Furthermore, as a combination vaccine, the hexavalent vaccine could reduce the risk of vaccination sequence disruption and delayed vaccination, contributing to improved vaccination coverage. Under the current scenario, according to the Endes 2017, there is a fraction of children under one year of age who only complete the primary polio vaccination schedule but not the primary pentavalent scheme (~ 3%), and vice versa (~ 2%). By using a more combine scheme, these children lost to follow-up could have been fully protected, increasing the vaccination coverage rate for both vaccines (i.e., children who received three doses of pentavalent and polio vaccine) from 75.2% to ~ 80% [
56]. However, more integrated vaccination schemes may be more sensitive to supply interruptions, negatively affecting vaccination coverage. Hence, a balance between both effects should be considered.

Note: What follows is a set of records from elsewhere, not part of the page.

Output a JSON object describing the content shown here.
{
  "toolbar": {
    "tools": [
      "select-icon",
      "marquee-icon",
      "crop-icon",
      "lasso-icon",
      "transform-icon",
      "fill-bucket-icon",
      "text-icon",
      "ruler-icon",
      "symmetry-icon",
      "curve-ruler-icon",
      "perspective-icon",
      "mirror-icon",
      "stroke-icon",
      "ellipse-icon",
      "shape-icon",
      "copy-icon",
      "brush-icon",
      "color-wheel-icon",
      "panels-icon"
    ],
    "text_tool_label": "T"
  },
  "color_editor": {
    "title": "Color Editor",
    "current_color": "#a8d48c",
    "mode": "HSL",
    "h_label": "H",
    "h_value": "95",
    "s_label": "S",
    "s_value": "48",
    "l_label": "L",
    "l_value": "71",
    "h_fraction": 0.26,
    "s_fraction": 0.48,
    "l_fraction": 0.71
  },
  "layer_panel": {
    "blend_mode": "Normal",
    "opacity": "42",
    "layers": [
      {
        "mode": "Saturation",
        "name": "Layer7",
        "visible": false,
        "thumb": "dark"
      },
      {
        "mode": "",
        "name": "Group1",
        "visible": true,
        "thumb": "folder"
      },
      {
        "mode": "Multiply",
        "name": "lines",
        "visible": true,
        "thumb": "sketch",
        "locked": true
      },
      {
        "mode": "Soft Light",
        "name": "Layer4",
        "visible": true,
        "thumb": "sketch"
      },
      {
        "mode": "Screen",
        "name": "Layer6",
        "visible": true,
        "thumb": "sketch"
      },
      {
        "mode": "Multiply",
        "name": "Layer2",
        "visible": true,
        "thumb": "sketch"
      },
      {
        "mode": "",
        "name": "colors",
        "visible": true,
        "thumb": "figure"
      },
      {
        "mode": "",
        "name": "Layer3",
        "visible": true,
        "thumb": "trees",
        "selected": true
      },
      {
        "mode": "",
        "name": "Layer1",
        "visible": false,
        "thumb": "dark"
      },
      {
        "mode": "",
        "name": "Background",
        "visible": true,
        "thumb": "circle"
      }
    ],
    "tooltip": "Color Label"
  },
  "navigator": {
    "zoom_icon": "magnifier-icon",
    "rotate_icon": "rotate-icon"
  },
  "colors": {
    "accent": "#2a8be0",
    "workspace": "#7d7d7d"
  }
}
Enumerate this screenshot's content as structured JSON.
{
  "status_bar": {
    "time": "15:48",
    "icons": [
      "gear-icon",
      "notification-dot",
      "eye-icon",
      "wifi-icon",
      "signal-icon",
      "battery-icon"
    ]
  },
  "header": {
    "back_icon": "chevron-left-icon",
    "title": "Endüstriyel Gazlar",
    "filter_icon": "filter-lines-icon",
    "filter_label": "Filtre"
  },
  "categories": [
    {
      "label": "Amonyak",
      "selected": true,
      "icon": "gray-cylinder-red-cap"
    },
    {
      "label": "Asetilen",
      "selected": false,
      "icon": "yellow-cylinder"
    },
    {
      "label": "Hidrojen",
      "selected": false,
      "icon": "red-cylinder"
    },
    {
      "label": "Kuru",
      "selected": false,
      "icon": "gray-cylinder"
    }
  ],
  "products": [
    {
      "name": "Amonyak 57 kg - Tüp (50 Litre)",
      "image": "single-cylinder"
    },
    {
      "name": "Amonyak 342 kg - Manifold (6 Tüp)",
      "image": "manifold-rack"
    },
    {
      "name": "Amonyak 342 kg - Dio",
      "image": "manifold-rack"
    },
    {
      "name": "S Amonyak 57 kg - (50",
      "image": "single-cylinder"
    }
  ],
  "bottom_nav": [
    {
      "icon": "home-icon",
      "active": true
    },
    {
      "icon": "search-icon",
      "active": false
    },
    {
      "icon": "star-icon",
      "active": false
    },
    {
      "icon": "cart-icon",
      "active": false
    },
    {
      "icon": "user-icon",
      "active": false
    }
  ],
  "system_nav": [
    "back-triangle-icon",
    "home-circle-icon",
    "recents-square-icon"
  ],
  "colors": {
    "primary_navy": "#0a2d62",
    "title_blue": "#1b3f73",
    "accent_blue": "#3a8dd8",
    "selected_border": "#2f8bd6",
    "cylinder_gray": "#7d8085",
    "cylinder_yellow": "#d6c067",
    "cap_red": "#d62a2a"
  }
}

Finally, it is important to mention that there are other alternative vaccination schemes that the country could adopt which could mitigate the risk of developing adverse reactions such as the replacement of the existing third dose of OPV with the IPV vaccine or the introduction of a pentavalent acellular vaccine instead of a whole cellular one. Even if these alternatives could be less costly in terms of vaccine administration (as the vaccine acquisition cost may be lower), they could represent a higher logistic cost and a greater complexity to be implemented due to a greater storage space requirement. Also, the efficiency gain and the social benefits that brings more integrated vaccination schemes would be lose. All of these factors should be evaluated when deciding to transition to a new immunization scheme.
Limitations
From a payer perspective, CMAs and BIAs are essential for the comprehensive economic assessment of a novel healthcare intervention, and are important evidence for reimbursement authorities [
39]. Nevertheless, while conducted in line with ISPOR recommendations using the most appropriate data sources available, the present analysis was based on a number of assumptions and results should be interpreted as best estimates of real-world outcomes. For example, the vaccine uptake rates for the hexavalent vaccines and the current scheme were assumed to be the same; however, this may not be representative of clinical practice and requires further investigation. In addition, the study had a limited time horizon of 1 year and only considered vaccine effects in infants < 1 year of age; thus, any long-term effects (such as long-term costs associated with polio rehabilitation and the long-term economic return of disease prevention at a population level) were not captured.
It should also be noted that BIAs are not intended to capture aspects such as productivity and costs outside of the healthcare system [
39]. Although this study incorporated the differences in cost of time society would assume under both scenarios, it does not recognize other intangible impacts, such as the potential effects on the utilization of human and physical resources.